Isaac A Adedara, Adekola T Fabunmi, Folashade C Ayenitaju, Oluwadarasimi E Atanda, Adetutu A Adebowale, Babajide O Ajayi, Olatunde Owoeye, Joao B T Rocha, Ebenezer O Farombi

Article Affiliation:

Isaac A Adedara


Environmental pollution due to arsenic is associated with several adverse health effects including neurotoxicity in animals and humans. Selenium is a nutritionally essential trace metalloid well documented to elicit compelling pharmacological activities in vitro and in vivo. Report on the influence of selenium on arsenic-mediated behavioral derangement is lacking in literature.

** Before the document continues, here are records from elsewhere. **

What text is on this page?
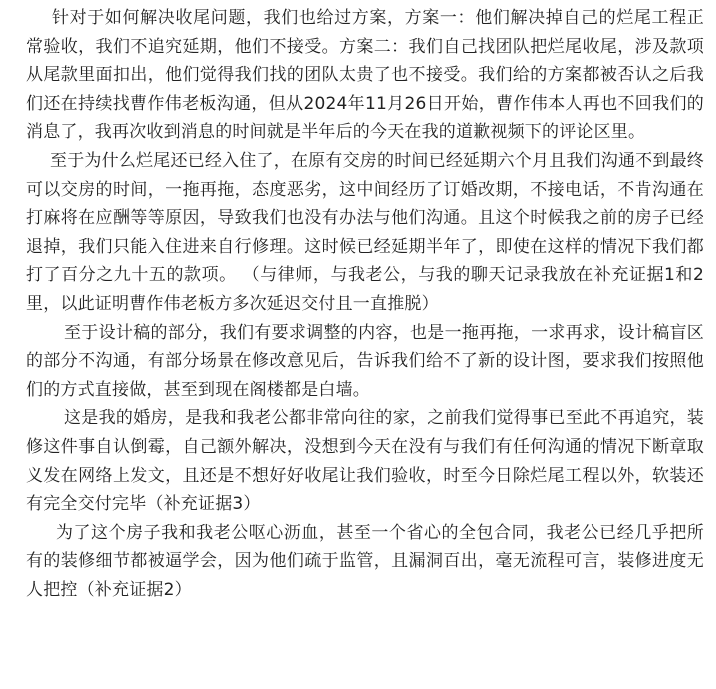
针对于如何解决收尾问题，我们也给过方案，方案一：他们解决掉自己的烂尾工程正常验收，我们不追究延期，他们不接受。方案二：我们自己找团队把烂尾收尾，涉及款项从尾款里面扣出，他们觉得我们找的团队太贵了也不接受。我们给的方案都被否认之后我们还在持续找曹作伟老板沟通，但从2024年11月26日开始，曹作伟本人再也不回我们的消息了，我再次收到消息的时间就是半年后的今天在我的道歉视频下的评论区里。

至于为什么烂尾还已经入住了，在原有交房的时间已经延期六个月且我们沟通不到最终可以交房的时间，一拖再拖，态度恶劣，这中间经历了订婚改期，不接电话，不肯沟通在打麻将在应酬等等原因，导致我们也没有办法与他们沟通。且这个时候我之前的房子已经退掉，我们只能入住进来自行修理。这时候已经延期半年了，即使在这样的情况下我们都打了百分之九十五的款项。 （与律师，与我老公，与我的聊天记录我放在补充证据1和2里，以此证明曹作伟老板方多次延迟交付且一直推脱）

至于设计稿的部分，我们有要求调整的内容，也是一拖再拖，一求再求，设计稿盲区的部分不沟通，有部分场景在修改意见后，告诉我们给不了新的设计图，要求我们按照他们的方式直接做，甚至到现在阁楼都是白墙。

这是我的婚房，是我和我老公都非常向往的家，之前我们觉得事已至此不再追究，装修这件事自认倒霉，自己额外解决，没想到今天在没有与我们有任何沟通的情况下断章取义发在网络上发文，且还是不想好好收尾让我们验收，时至今日除烂尾工程以外，软装还有完全交付完毕（补充证据3）

为了这个房子我和我老公呕心沥血，甚至一个省心的全包合同，我老公已经几乎把所有的装修细节都被逼学会，因为他们疏于监管，且漏洞百出，毫无流程可言，装修进度无人把控（补充证据2）
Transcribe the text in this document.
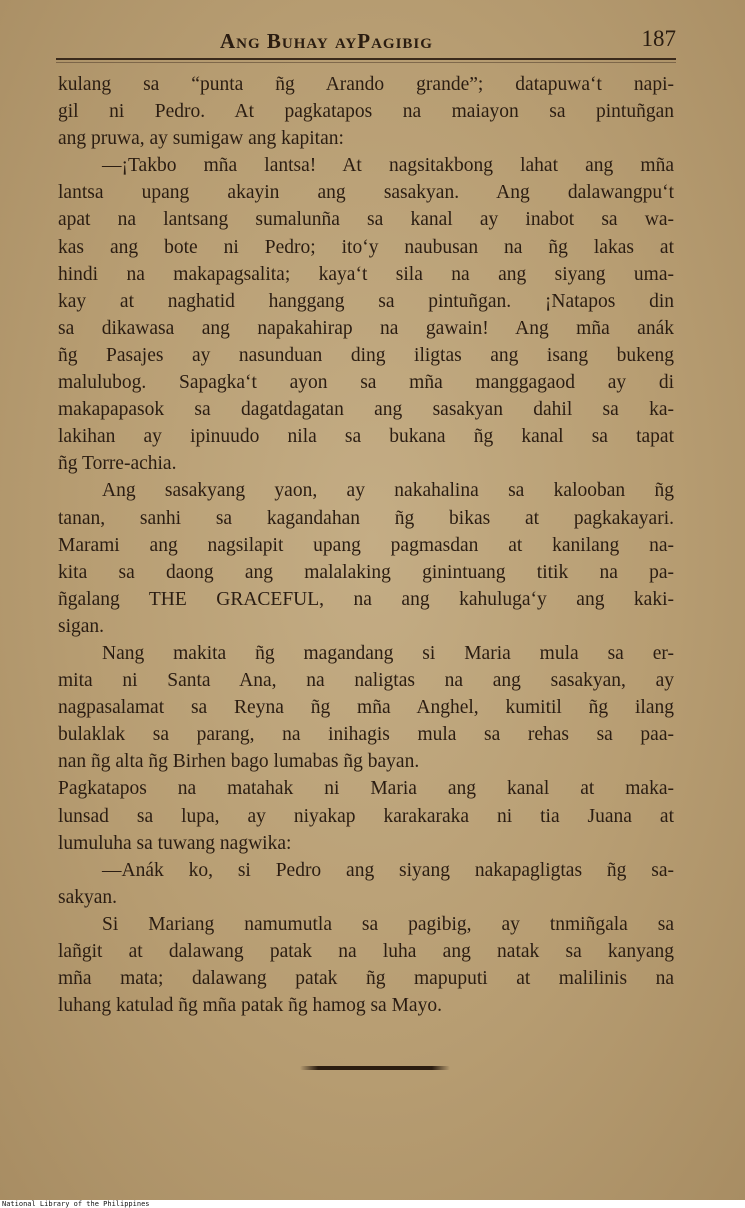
Ang Buhay ayPagibig	187
kulang sa “punta ñg Arando grande”; datapuwa‘t napi-
gil ni Pedro. At pagkatapos na maiayon sa pintuñgan
ang pruwa, ay sumigaw ang kapitan:
—¡Takbo mña lantsa! At nagsitakbong lahat ang mña
lantsa upang akayin ang sasakyan. Ang dalawangpu‘t
apat na lantsang sumalunña sa kanal ay inabot sa wa-
kas ang bote ni Pedro; ito‘y naubusan na ñg lakas at
hindi na makapagsalita; kaya‘t sila na ang siyang uma-
kay at naghatid hanggang sa pintuñgan. ¡Natapos din
sa dikawasa ang napakahirap na gawain! Ang mña anák
ñg Pasajes ay nasunduan ding iligtas ang isang bukeng
malulubog. Sapagka‘t ayon sa mña manggagaod ay di
makapapasok sa dagatdagatan ang sasakyan dahil sa ka-
lakihan ay ipinuudo nila sa bukana ñg kanal sa tapat
ñg Torre-achia.
Ang sasakyang yaon, ay nakahalina sa kalooban ñg
tanan, sanhi sa kagandahan ñg bikas at pagkakayari.
Marami ang nagsilapit upang pagmasdan at kanilang na-
kita sa daong ang malalaking ginintuang titik na pa-
ñgalang THE GRACEFUL, na ang kahuluga‘y ang kaki-
sigan.
Nang makita ñg magandang si Maria mula sa er-
mita ni Santa Ana, na naligtas na ang sasakyan, ay
nagpasalamat sa Reyna ñg mña Anghel, kumitil ñg ilang
bulaklak sa parang, na inihagis mula sa rehas sa paa-
nan ñg alta ñg Birhen bago lumabas ñg bayan.
Pagkatapos na matahak ni Maria ang kanal at maka-
lunsad sa lupa, ay niyakap karakaraka ni tia Juana at
lumuluha sa tuwang nagwika:
—Anák ko, si Pedro ang siyang nakapagligtas ñg sa-
sakyan.
Si Mariang namumutla sa pagibig, ay tnmiñgala sa
lañgit at dalawang patak na luha ang natak sa kanyang
mña mata; dalawang patak ñg mapuputi at malilinis na
luhang katulad ñg mña patak ñg hamog sa Mayo.
National Library of the Philippines
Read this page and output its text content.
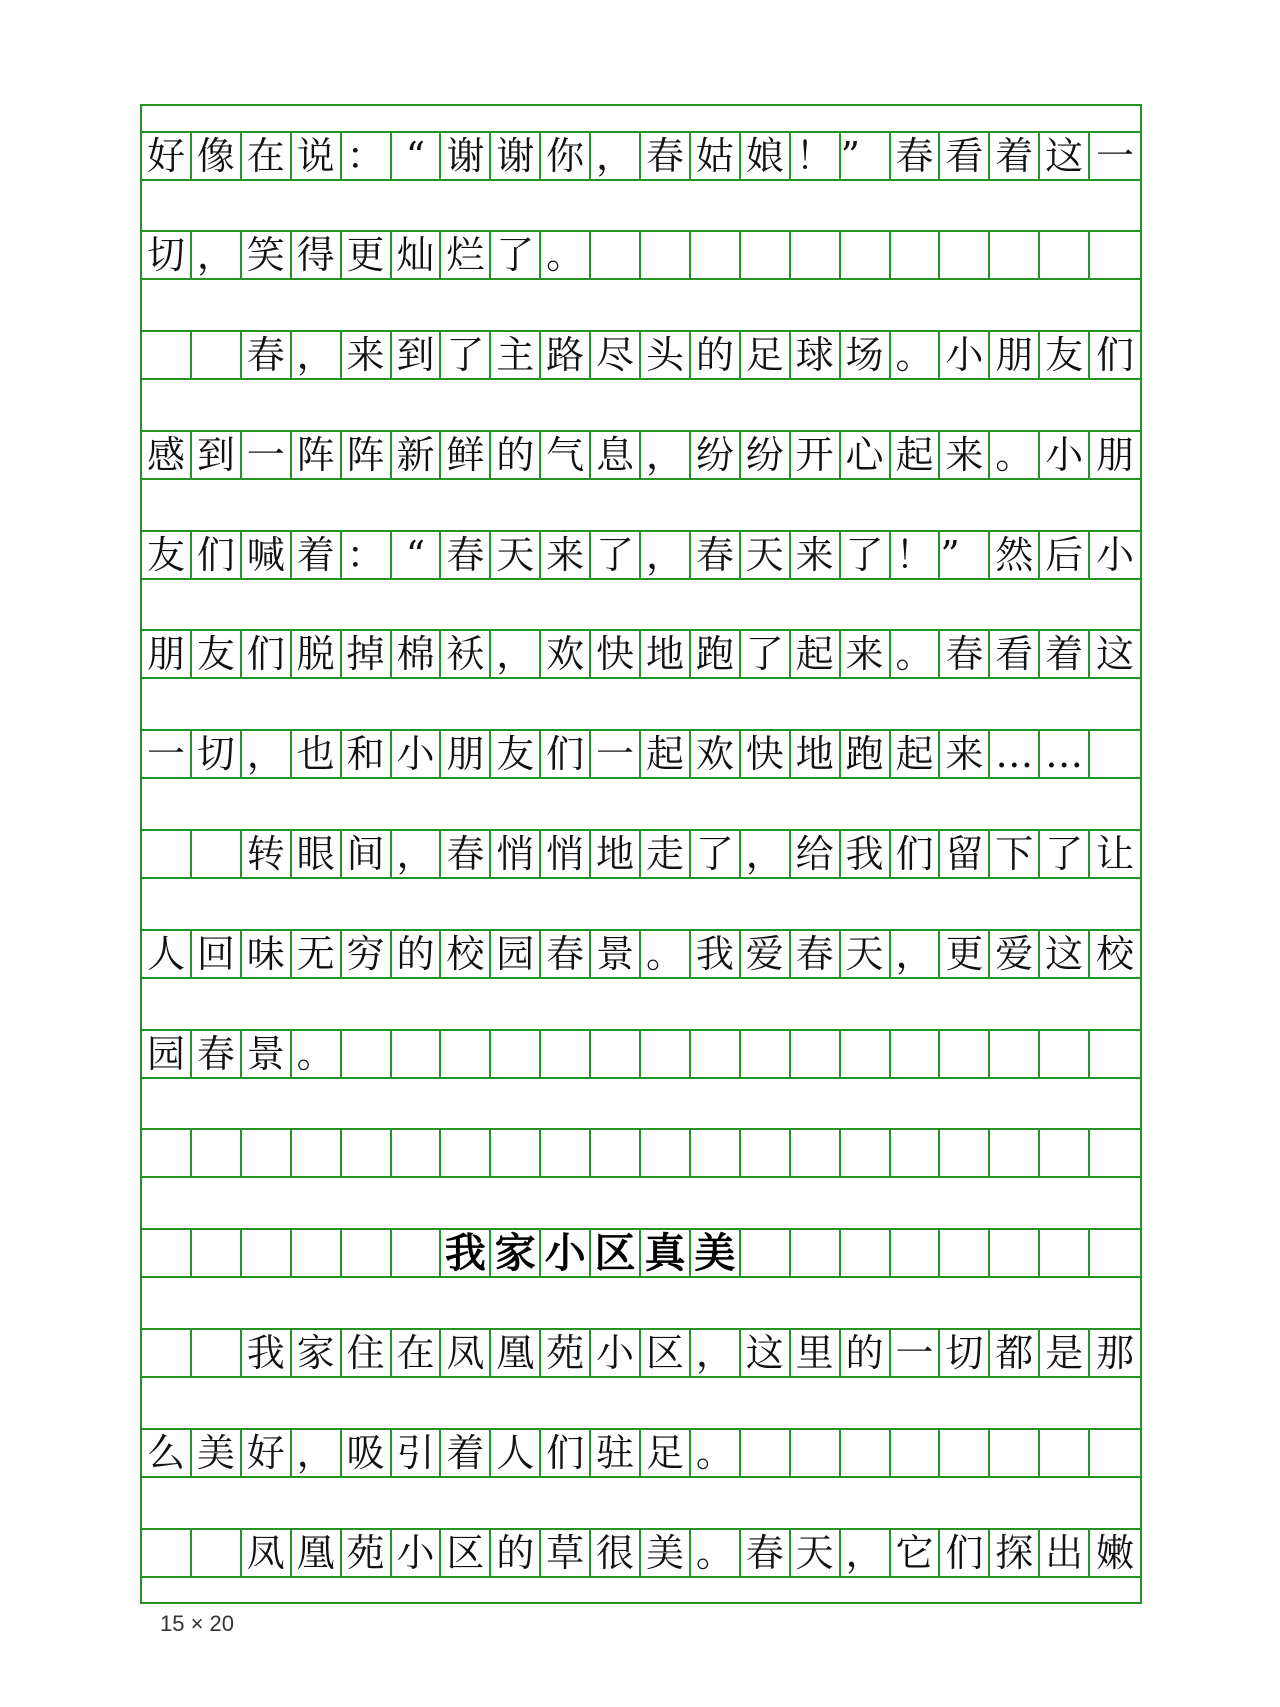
好 像 在 说 ： “ 谢 谢 你 ， 春 姑 娘 ！ ” 春 看 着 这 一
切 ， 笑 得 更 灿 烂 了 。
春 ， 来 到 了 主 路 尽 头 的 足 球 场 。 小 朋 友 们
感 到 一 阵 阵 新 鲜 的 气 息 ， 纷 纷 开 心 起 来 。 小 朋
友 们 喊 着 ： “ 春 天 来 了 ， 春 天 来 了 ！ ” 然 后 小
朋 友 们 脱 掉 棉 袄 ， 欢 快 地 跑 了 起 来 。 春 看 着 这
一 切 ， 也 和 小 朋 友 们 一 起 欢 快 地 跑 起 来 … …
转 眼 间 ， 春 悄 悄 地 走 了 ， 给 我 们 留 下 了 让
人 回 味 无 穷 的 校 园 春 景 。 我 爱 春 天 ， 更 爱 这 校
园 春 景 。
我 家 小 区 真 美
我 家 住 在 凤 凰 苑 小 区 ， 这 里 的 一 切 都 是 那
么 美 好 ， 吸 引 着 人 们 驻 足 。
凤 凰 苑 小 区 的 草 很 美 。 春 天 ， 它 们 探 出 嫩
15 × 20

Hence, to fill this knowledge gap, rats were either exposed to arsenic per se in drinking water at 60 μg AsONa/L or co-administered with inorganic selenium at 0.25 mg/kg or organic selenium diphenyl diselenide (DPDS) at 2.5 mg/kg body weight for 45 successive days. Neurobehavioural data from rats in a new environment using video-tracking software evinced that inorganic and organic forms of selenium significantly (p < 0.05) abrogated arsenic-induced motor and locomotor insufficiencies such as increased negative geotaxis and fecal pellets numbers as well as the diminution in grip strength, body rotation, maximum speed, absolute turn angle and total distance travelled. The augmentation in the behavioral activities in rats co-administered with arsenic and both forms of selenium was substantiated using track and occupancy plots analyses. Selenium mitigated arsenic-induced decreases in glutathione level and acetylcholinesterase activity as well as the increase in oxidative stress and reactive oxygen and nitrogen species. Moreover, selenium diminished inflammatory parameters (myeloperoxidase activity, nitric oxide, tumour necrosis factor alpha and interleukin-1 beta levels), caspase-3 activity and ameliorated histological lesions in the cerebellum, cerebrum and liver of the rats. Collectively, selenium abated arsenic-induced behavioral derangements via anti-inflammation, antioxidant and anti-apoptotic mechanisms in rats.